В очереди все с покупками, все что-то держат в руках или бережно поставили у ног. Ждут машин терпеливо и даже как-то разнеженно — апрель, теплынь… Машины подкатывают редко. Очередь, как река в песне, движется и не движется. Лишь самый первый, кому садиться сейчас, нестарый большой мужчина с мягким, большим, как сугроб, пакетом, вызывающим неприятную в сияющий этот день мысль о ватном тяжелом одеяле, высматривает с явным нетерпением в потоке машин зеленый фонарик.
Вдруг две женщины, пожилые, печальные, похожие на учительниц на пенсии, с розами в целлофане, бегут будто бы не по тротуару — по перрону, обращаются к очереди:
— Мы на похороны опаздываем.
— Вам заблаговременно надо бы, без суеты… — с незлой, философической укоризной замечает кто-то. — А то что же, даже на похороны стали бежать, о-хо-хо…
— Мы, — букеты показывают, — в очереди за ними стояли большущей. Ну, пожалуйста… — И застывают скорбно рядом с мужчиной, у которого в руках пакет-сугроб.

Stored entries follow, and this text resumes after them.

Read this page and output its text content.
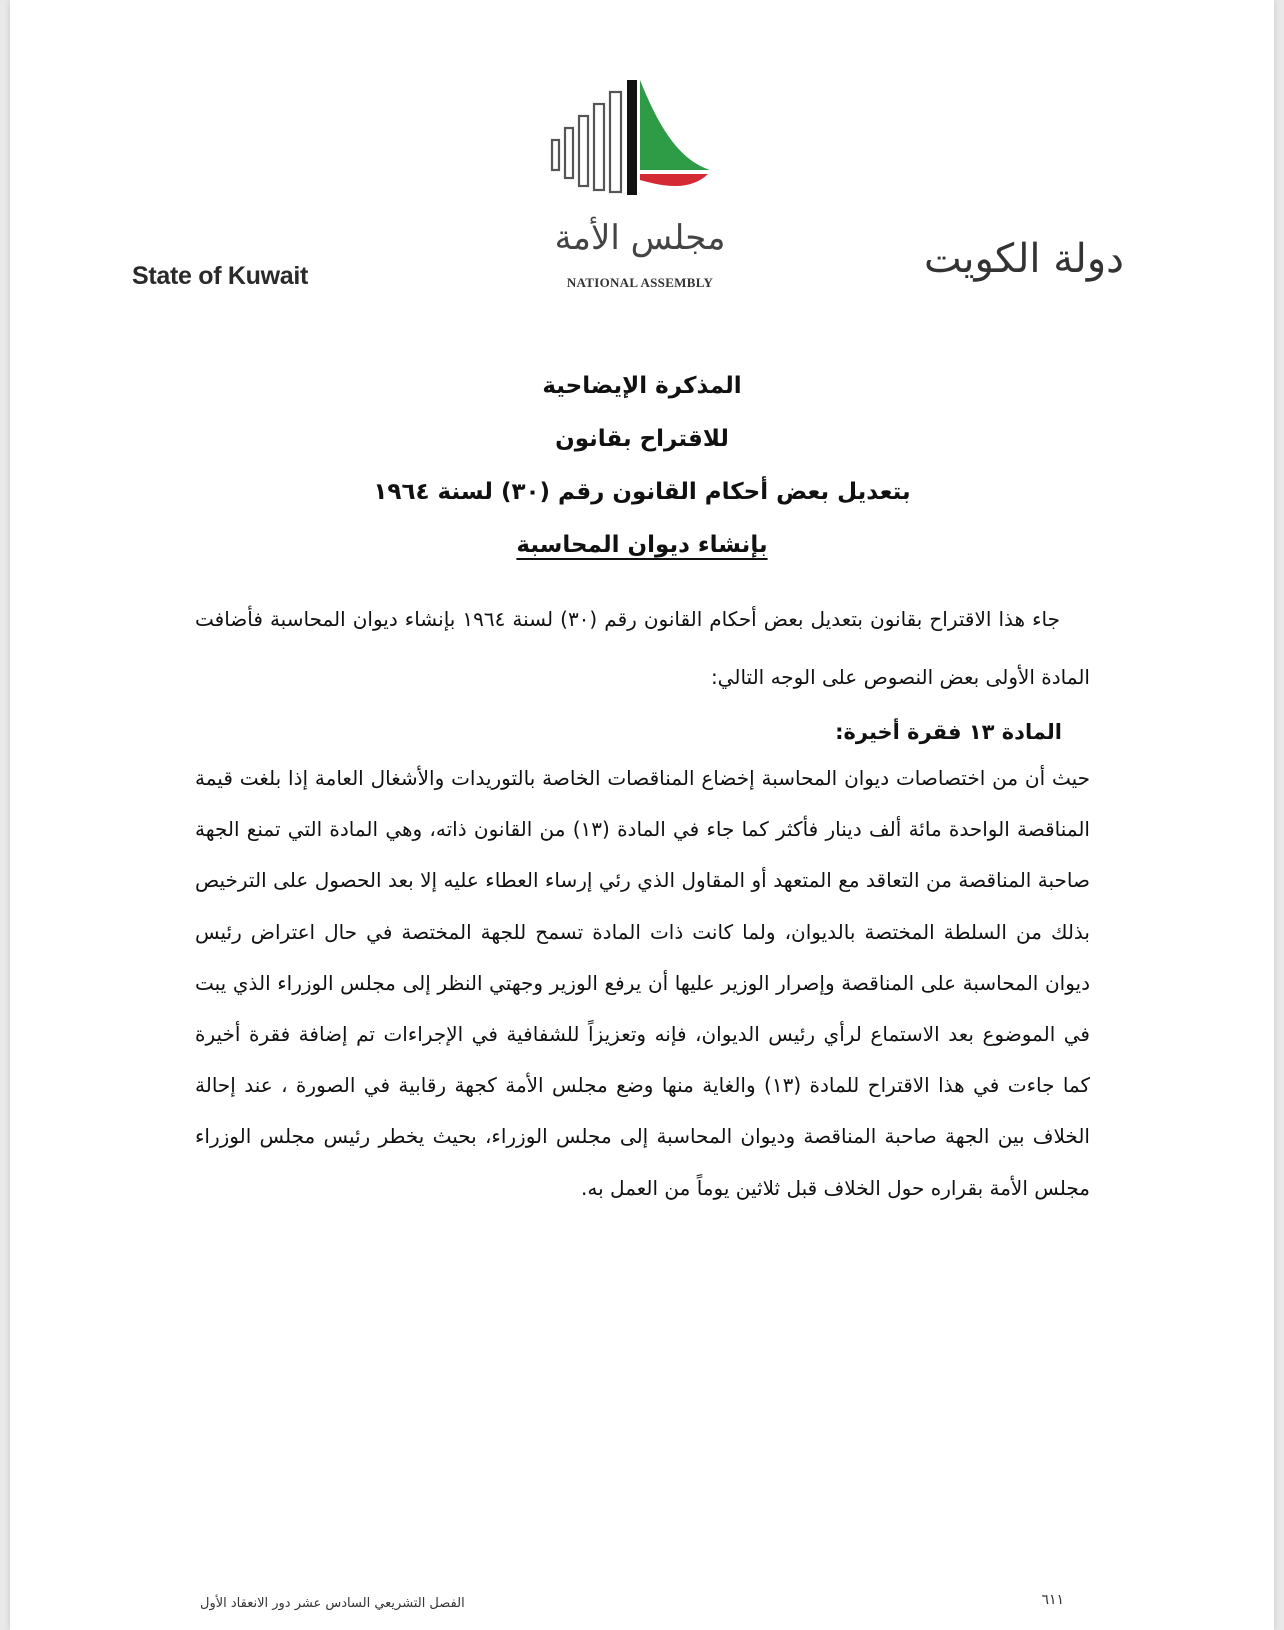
State of Kuwait
مجلس الأمة
NATIONAL ASSEMBLY
دولة الكويت
المذكرة الإيضاحية
للاقتراح بقانون
بتعديل بعض أحكام القانون رقم (٣٠) لسنة ١٩٦٤
بإنشاء ديوان المحاسبة

جاء هذا الاقتراح بقانون بتعديل بعض أحكام القانون رقم (٣٠) لسنة ١٩٦٤ بإنشاء ديوان المحاسبة فأضافت المادة الأولى بعض النصوص على الوجه التالي:

المادة ١٣ فقرة أخيرة:

حيث أن من اختصاصات ديوان المحاسبة إخضاع المناقصات الخاصة بالتوريدات والأشغال العامة إذا بلغت قيمة المناقصة الواحدة مائة ألف دينار فأكثر كما جاء في المادة (١٣) من القانون ذاته، وهي المادة التي تمنع الجهة صاحبة المناقصة من التعاقد مع المتعهد أو المقاول الذي رئي إرساء العطاء عليه إلا بعد الحصول على الترخيص بذلك من السلطة المختصة بالديوان، ولما كانت ذات المادة تسمح للجهة المختصة في حال اعتراض رئيس ديوان المحاسبة على المناقصة وإصرار الوزير عليها أن يرفع الوزير وجهتي النظر إلى مجلس الوزراء الذي يبت في الموضوع بعد الاستماع لرأي رئيس الديوان، فإنه وتعزيزاً للشفافية في الإجراءات تم إضافة فقرة أخيرة كما جاءت في هذا الاقتراح للمادة (١٣) والغاية منها وضع مجلس الأمة كجهة رقابية في الصورة ، عند إحالة الخلاف بين الجهة صاحبة المناقصة وديوان المحاسبة إلى مجلس الوزراء، بحيث يخطر رئيس مجلس الوزراء مجلس الأمة بقراره حول الخلاف قبل ثلاثين يوماً من العمل به.

الفصل التشريعي السادس عشر دور الانعقاد الأول	٦١١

Когда наконец подкатывает машина, он этим рыхлым пакетом и отстраняет их непреклонно, отодвигая за невидимую ту черту, которую они осмелились беззаконно переступить. Не отодвигает даже, а заслоняется почти автоматически, как от дождя или от ветра, будто бы не люди перед ним, а умеренной силы стихийное бедствие.
Когда такси с мужчиной-сугробом отъезжает, первыми становятся молодые — мужчина и женщина с телевизором; передвинув, они утверждают его на земле, как межевой камень-столб.

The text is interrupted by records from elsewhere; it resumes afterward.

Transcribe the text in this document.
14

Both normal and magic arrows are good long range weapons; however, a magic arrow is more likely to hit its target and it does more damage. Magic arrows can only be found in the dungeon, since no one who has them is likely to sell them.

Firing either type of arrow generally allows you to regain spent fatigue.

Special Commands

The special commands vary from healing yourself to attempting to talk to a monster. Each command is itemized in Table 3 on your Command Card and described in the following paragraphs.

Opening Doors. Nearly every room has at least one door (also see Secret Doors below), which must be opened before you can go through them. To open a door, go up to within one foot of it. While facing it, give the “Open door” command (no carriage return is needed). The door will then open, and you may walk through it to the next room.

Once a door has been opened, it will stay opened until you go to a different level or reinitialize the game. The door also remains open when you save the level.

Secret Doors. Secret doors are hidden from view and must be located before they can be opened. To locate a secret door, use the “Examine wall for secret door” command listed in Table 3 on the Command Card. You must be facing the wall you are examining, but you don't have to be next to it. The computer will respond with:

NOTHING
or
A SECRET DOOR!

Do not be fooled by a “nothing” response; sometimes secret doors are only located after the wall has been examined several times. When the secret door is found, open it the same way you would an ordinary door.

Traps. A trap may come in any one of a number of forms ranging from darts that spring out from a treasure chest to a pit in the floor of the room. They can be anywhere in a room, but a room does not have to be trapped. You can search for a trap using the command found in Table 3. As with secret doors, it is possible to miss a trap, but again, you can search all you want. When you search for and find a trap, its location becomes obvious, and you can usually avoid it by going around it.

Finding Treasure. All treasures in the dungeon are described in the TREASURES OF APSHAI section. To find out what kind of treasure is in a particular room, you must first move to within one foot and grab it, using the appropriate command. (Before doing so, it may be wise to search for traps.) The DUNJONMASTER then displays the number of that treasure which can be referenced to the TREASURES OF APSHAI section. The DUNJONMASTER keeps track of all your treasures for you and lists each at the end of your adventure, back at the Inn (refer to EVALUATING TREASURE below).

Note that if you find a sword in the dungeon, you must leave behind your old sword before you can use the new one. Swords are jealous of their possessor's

И вот очередь (в которой я стою последним) начинает перестраиваться, утрачивая расплывчатость, нестройность, аморфность маленькой толпы, неизвестно, ожидающей такси или нежащейся на солнце. Рождается четкий порядок, вырисовывается стройная линия. Очередь перестраивается, как македонская фаланга в ожидании боя, и вот уже не милые, мирные пакеты, а мерещится — щиты в руках и даже пики. По одну сторону — фаланга, по вторую — два букетика, обернутые в целлофан, нераспустившиеся, похожие на немощные детские кулачки бутоны.
— Товарищи! — строго, с достоинством печали и терпения, усовещает одна из женщин. — Мы опаздываем на похороны. Мы не местные, мы летели четыре часа, вещи оставили в аэропорту, потом стояли за розами. Мы опаздываем…

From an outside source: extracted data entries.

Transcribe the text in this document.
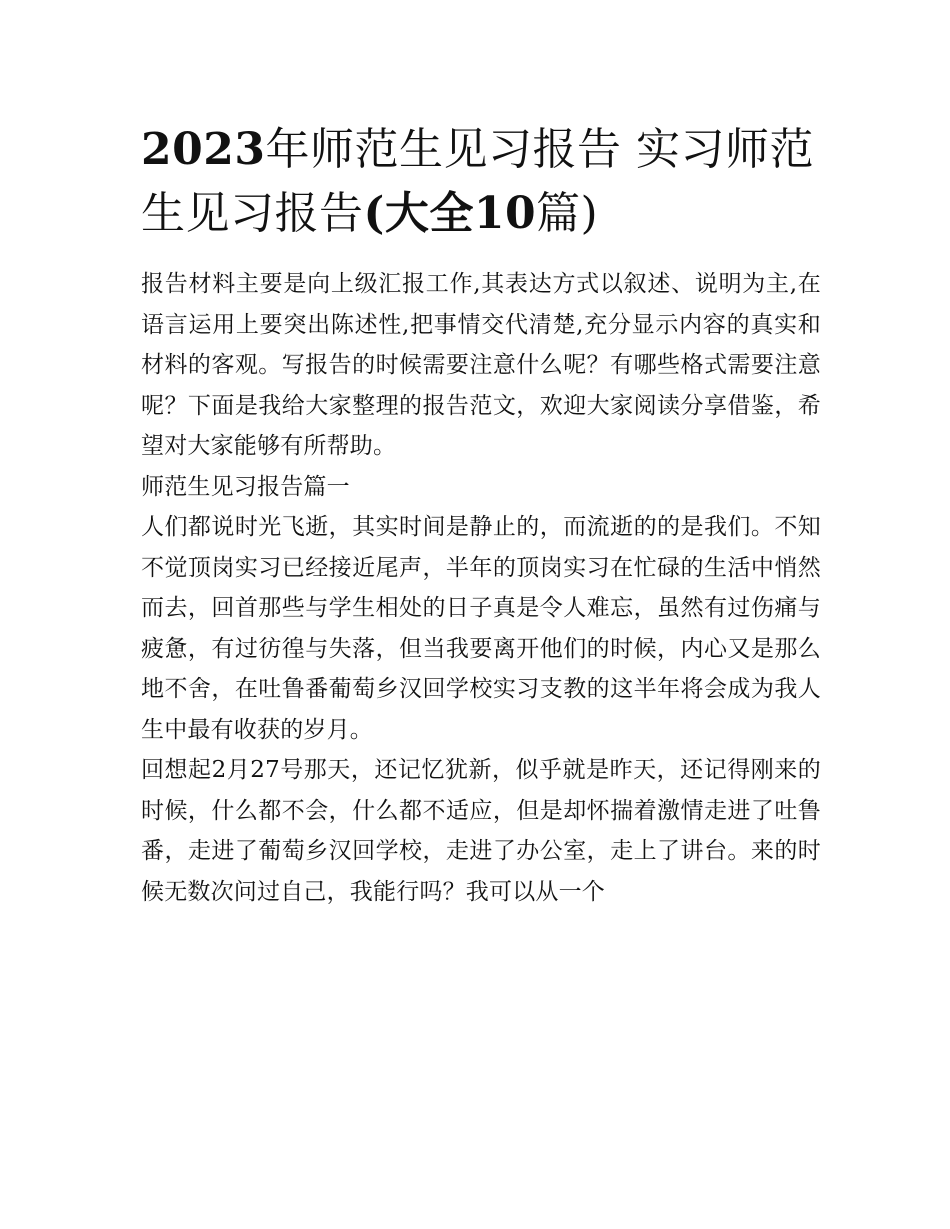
2023年师范生见习报告 实习师范生见习报告(大全10篇)

报告材料主要是向上级汇报工作,其表达方式以叙述、说明为主,在语言运用上要突出陈述性,把事情交代清楚,充分显示内容的真实和材料的客观。写报告的时候需要注意什么呢？有哪些格式需要注意呢？下面是我给大家整理的报告范文，欢迎大家阅读分享借鉴，希望对大家能够有所帮助。

师范生见习报告篇一

人们都说时光飞逝，其实时间是静止的，而流逝的的是我们。不知不觉顶岗实习已经接近尾声，半年的顶岗实习在忙碌的生活中悄然而去，回首那些与学生相处的日子真是令人难忘，虽然有过伤痛与疲惫，有过彷徨与失落，但当我要离开他们的时候，内心又是那么地不舍，在吐鲁番葡萄乡汉回学校实习支教的这半年将会成为我人生中最有收获的岁月。

回想起2月27号那天，还记忆犹新，似乎就是昨天，还记得刚来的时候，什么都不会，什么都不适应，但是却怀揣着激情走进了吐鲁番，走进了葡萄乡汉回学校，走进了办公室，走上了讲台。来的时候无数次问过自己，我能行吗？我可以从一个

Молодые — по-видимому, муж и жена — водрузили, пыхтя, на заднее сиденье телевизор, поместились сами и укатили. Теперь место первого в очереди занял худощавый тридцатилетний, со складным удилищем, купленным, вероятно, в соседнем магазине «Охотник — рыболов»; его вид выражал высшую степень даже не отвлечения, а полного абстрагирования от действительности; он держал удилище, как антенну, которая, возможна, соединяет его с иными мирами, с лучшими мирами, где не умирают и поэтому не может возникнуть беспорядка, подобного тому, что разыгрывается вокруг.
— Умер наш бывший заведующий роно, — заговорила мягче, уступчивее вторая женщина. — У нас на Севере этого, — она развернула целлофан, будто бы он мешал видеть, что именно у нее в руках, — сейчас не купишь. Вот и потратили непредвиденно часа полтора, извините нас…
Очередь безмолвствовала. Она переживала очередную метаморфозу. Уступчиво-униженный тон второй женщины успокоил ее, и чеканность македонской фаланги переплавлялась в нечто более мирное и в то же время абсолютно обособленное: сообщество людей, объединенных некоей тайной. Тридцатилетнее, почти инопланетное существо с удилищем-антенной вонзилось в такси, улетучилось, место его заняло целое семейство: четверо — с бабушкой и внуком, — покупками обремененные настолько, что появилось несогласие, одну машину занять или целых две.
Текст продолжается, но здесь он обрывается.